No se trata, en este caso, sobre la simpatía o la adhesión que merezca Bergoglio. Se trata de la realidad. Claramente, entre el peronismo revolucionario del que participó González y el peronismo peronista de Bergoglio hay un precipicio. Bergoglio nunca aceptó ninguna forma de violencia y no compartió esa divisoria sangrienta de aguas que se trazó con el enfrentamiento de Ezeiza y el asesinato de José Ignacio Rucci. Esa distancia está clara, porque siempre lo estuvo.
No es cierto, y eso lo sabe González, que los que pensaban que la violencia de ERP y Montoneros era mesiánica necesariamente hayan apoyado al terrorismo de Estado.
Por eso resulta hipócrita que este sociólogo domesticado por Verbitsky y que vivió en el exterior durante las dictaduras de Onganía y de Videla, diga, como dijo, que Bergoglio hizo poco por los desaparecidos. Es hipócrita y necio, porque en esa afirmación involucra a infinidad de sexagenarios que hoy ocupan sitios de poder y que tampoco hicieron nada.

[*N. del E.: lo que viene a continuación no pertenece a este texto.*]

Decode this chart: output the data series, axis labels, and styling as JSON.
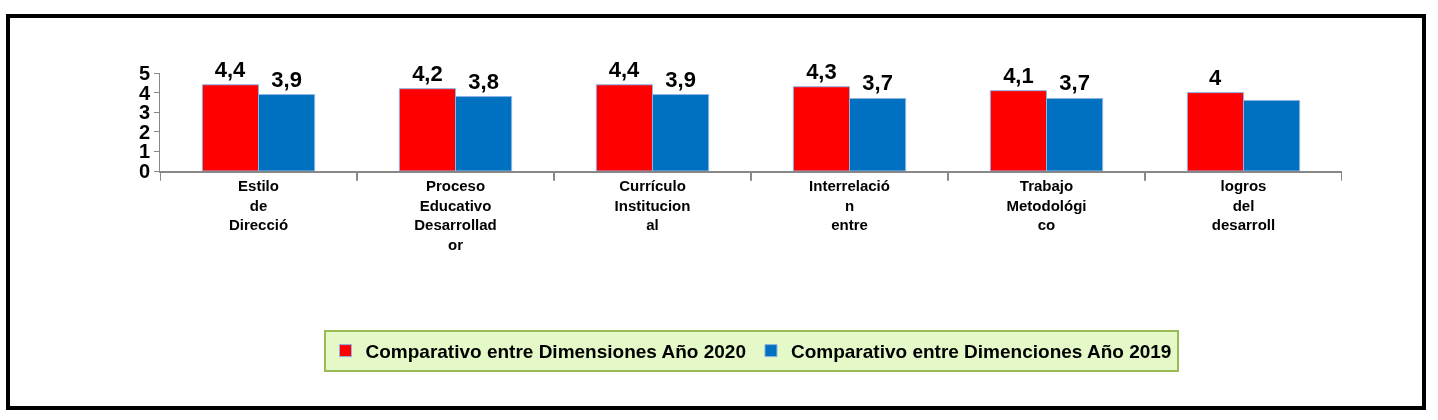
{
  "chart_data": {
    "type": "bar",
    "categories": [
      "Estilo\nde\nDirecció",
      "Proceso\nEducativo\nDesarrollad\nor",
      "Currículo\nInstitucion\nal",
      "Interrelació\nn\nentre",
      "Trabajo\nMetodológi\nco",
      "logros\ndel\ndesarroll"
    ],
    "series": [
      {
        "name": "Comparativo entre Dimensiones Año 2020",
        "color": "#ff0000",
        "values": [
          4.4,
          4.2,
          4.4,
          4.3,
          4.1,
          4
        ],
        "value_labels": [
          "4,4",
          "4,2",
          "4,4",
          "4,3",
          "4,1",
          "4"
        ]
      },
      {
        "name": "Comparativo entre Dimenciones Año 2019",
        "color": "#0070c0",
        "values": [
          3.9,
          3.8,
          3.9,
          3.7,
          3.7,
          3.6
        ],
        "value_labels": [
          "3,9",
          "3,8",
          "3,9",
          "3,7",
          "3,7",
          null
        ]
      }
    ],
    "ylim": [
      0,
      5
    ],
    "yticks": [
      0,
      1,
      2,
      3,
      4,
      5
    ],
    "grid": false,
    "legend": "bottom"
  }
}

El, por lo pronto, se escapó gracias a sus privilegios de clase. Verbistky aún tiene que explicarlo. Acá quedaron infinidad de militantes que sufrieron la indefensión en que los dejaron los líderes. Algunos, a manos de la Fuerza Aérea, donde revistaba Giraldes, el empleador del columnista.
Es que el terrorismo de Estado fue algo muy serio: al que levantaba la cabeza lo mataban. Eso es lo que una generación entera de supuestos herederos de la revolución abortada hace cuatro décadas no entienden.
La calumnia
La acusación de Verbitsky contra el entonces cardenal Bergoglio se hizo pública en 2004; es evidente que el redactor buscaba congraciarse con Néstor Kirchner y, de paso, influir en el expresidente.

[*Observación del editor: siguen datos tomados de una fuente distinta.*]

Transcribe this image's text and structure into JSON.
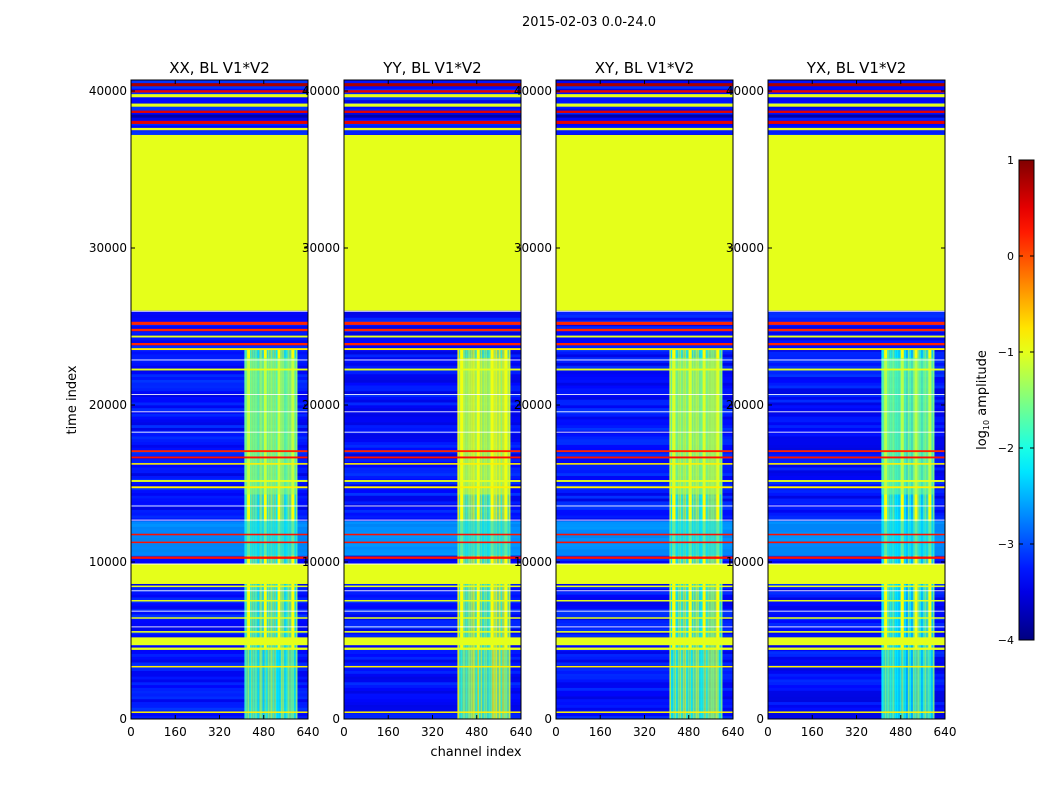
{
  "figure_title": "2015-02-03 0.0-24.0",
  "chart_data": {
    "type": "heatmap",
    "suptitle": "2015-02-03 0.0-24.0",
    "xlabel": "channel index",
    "ylabel": "time index",
    "xlim": [
      0,
      640
    ],
    "ylim": [
      0,
      40700
    ],
    "x_ticks": [
      0,
      160,
      320,
      480,
      640
    ],
    "y_ticks": [
      0,
      10000,
      20000,
      30000,
      40000
    ],
    "panels": [
      {
        "title": "XX, BL V1*V2",
        "rfi_band": [
          410,
          600
        ],
        "band_level": -1.8
      },
      {
        "title": "YY, BL V1*V2",
        "rfi_band": [
          410,
          600
        ],
        "band_level": -1.4
      },
      {
        "title": "XY, BL V1*V2",
        "rfi_band": [
          410,
          600
        ],
        "band_level": -1.6
      },
      {
        "title": "YX, BL V1*V2",
        "rfi_band": [
          410,
          600
        ],
        "band_level": -1.9
      }
    ],
    "background_level": -3.3,
    "flag_level": -1.0,
    "regions": [
      {
        "t": [
          26000,
          37200
        ],
        "kind": "uniform",
        "level": -1.0
      },
      {
        "t": [
          8600,
          9900
        ],
        "kind": "uniform",
        "level": -1.0
      },
      {
        "t": [
          4700,
          5200
        ],
        "kind": "uniform",
        "level": -1.0
      },
      {
        "t": [
          10400,
          12600
        ],
        "kind": "noisy",
        "level": -2.3
      }
    ],
    "bands": [
      {
        "t": 40300,
        "h": 200,
        "level": 0.8
      },
      {
        "t": 39900,
        "h": 150,
        "level": 0.5
      },
      {
        "t": 39600,
        "h": 200,
        "level": -1.0
      },
      {
        "t": 39000,
        "h": 200,
        "level": -1.0
      },
      {
        "t": 38600,
        "h": 150,
        "level": 0.5
      },
      {
        "t": 38300,
        "h": 200,
        "level": -3.8
      },
      {
        "t": 37900,
        "h": 200,
        "level": 0.5
      },
      {
        "t": 37500,
        "h": 150,
        "level": -1.0
      },
      {
        "t": 25100,
        "h": 200,
        "level": 0.2
      },
      {
        "t": 24700,
        "h": 150,
        "level": 0.2
      },
      {
        "t": 24300,
        "h": 120,
        "level": -1.0
      },
      {
        "t": 23800,
        "h": 150,
        "level": 0.2
      },
      {
        "t": 23500,
        "h": 120,
        "level": -0.8
      },
      {
        "t": 22200,
        "h": 120,
        "level": -1.0
      },
      {
        "t": 17000,
        "h": 120,
        "level": 0.2
      },
      {
        "t": 16600,
        "h": 120,
        "level": 0.3
      },
      {
        "t": 16200,
        "h": 100,
        "level": -0.8
      },
      {
        "t": 15100,
        "h": 120,
        "level": -1.0
      },
      {
        "t": 14700,
        "h": 120,
        "level": -0.8
      },
      {
        "t": 11700,
        "h": 100,
        "level": 0.3
      },
      {
        "t": 11200,
        "h": 100,
        "level": 0.3
      },
      {
        "t": 10200,
        "h": 150,
        "level": 0.3
      },
      {
        "t": 8400,
        "h": 100,
        "level": -1.0
      },
      {
        "t": 7500,
        "h": 80,
        "level": -1.0
      },
      {
        "t": 6400,
        "h": 80,
        "level": -1.0
      },
      {
        "t": 5500,
        "h": 100,
        "level": -1.0
      },
      {
        "t": 4400,
        "h": 150,
        "level": -1.0
      },
      {
        "t": 3300,
        "h": 80,
        "level": -0.8
      },
      {
        "t": 400,
        "h": 80,
        "level": -0.8
      }
    ],
    "colorbar": {
      "label": "log",
      "label_sub": "10",
      "label_rest": " amplitude",
      "range": [
        -4,
        1
      ],
      "ticks": [
        1,
        0,
        -1,
        -2,
        -3,
        -4
      ],
      "tick_labels": [
        "1",
        "0",
        "−1",
        "−2",
        "−3",
        "−4"
      ],
      "colormap": "jet"
    }
  }
}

La sola lectura de ese texto demuestra que se toma una discrepancia interna de la orden para convertirla en una calumnia.
Es el mismo método -característico de los servicios de inteligencia- que utilizó para condicionar a los senadores que rechazaban las retenciones a la soja en 2008: Verbitsky no dudó en acusar al santiagueño Emilio Rached de un homicidio nunca probado, pasando por alto la conversión al kirchnerismo, nada menos, que de Ramón Saadi.

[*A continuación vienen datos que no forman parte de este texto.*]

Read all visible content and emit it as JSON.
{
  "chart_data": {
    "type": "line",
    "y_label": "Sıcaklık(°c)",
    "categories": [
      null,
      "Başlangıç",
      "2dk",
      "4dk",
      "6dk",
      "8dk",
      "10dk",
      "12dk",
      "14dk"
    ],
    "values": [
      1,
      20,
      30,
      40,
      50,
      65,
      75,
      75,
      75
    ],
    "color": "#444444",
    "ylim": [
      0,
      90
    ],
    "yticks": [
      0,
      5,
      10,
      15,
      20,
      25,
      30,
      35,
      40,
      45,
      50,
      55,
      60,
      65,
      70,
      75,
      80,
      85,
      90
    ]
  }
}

El golpe de la Iglesia, esta vez, fue lapidario.
El comunicado vaticano fulminó para siempre la bibliografía de Verbitsky, que ningún historiador serio considera Historia.
Y no se puede decir que no le dieron tiempo ni que usaron malas artes.
El testimonio del padre Francisco Jalics fue demoledor y terrible. El religioso dejó en claro que sus diferencias con Bergoglio fueron internas de la Iglesia. Hay que ser muy cínico para sostener, como hacen ahora los que tratan de salvar a Verbitsky del naufragio, que el entonces provincial jesuita podía proteger del terrorismo de Estado a dos religiosos que vivían en una villa miseria y que fueron denunciados por una catequista secuestrada y torturada.
Lo máximo que podía hacer era sacarlos del país. Es lo que les propuso y que ellos recién aceptaron cuando salieron en libertad.
Todos sabemos hoy que el actual Papa tuvo el coraje de plantear la situación a Videla y a Massera. ¿Alguno de sus detractores lo hizo? Sin embargo, Horacio González y otros voceros de una cantera reaccionaria disfrazada de progresismo le reprochan “no haber denunciado nada”.
Jalics y Orlando Yorio, las víctimas, salieron en libertad después de seis meses de martirio. El único que intercedió por ellas fue el supuesto delator.
La infamia, en este caso, no está solo en la calumnia, sino en la tergiversación intencionada de la historia.
Nuestro país está enfermo de pasado, porque pocos asumen ese pasado en plenitud. Después de treinta años de democracia, ningún presidente logró que se abran los verdaderos archivos del genocidio, en manos del Estado. En 1983 era imposible, debido al poder real de los militares. Hoy, ese silencio obedece a la falta de voluntad, o al temor de que esos archivos sean una Caja de Pandora.
La izquierda, a su vez, se niega a debatir sobre el rol de las organizaciones armadas y la violencia que impregnó la vida de los argentinos desde el bombardeo a Plaza de Mayo hasta el triunfo de Raúl Alfonsín.
Probablemente, empiece ahora el tiempo del sinceramiento.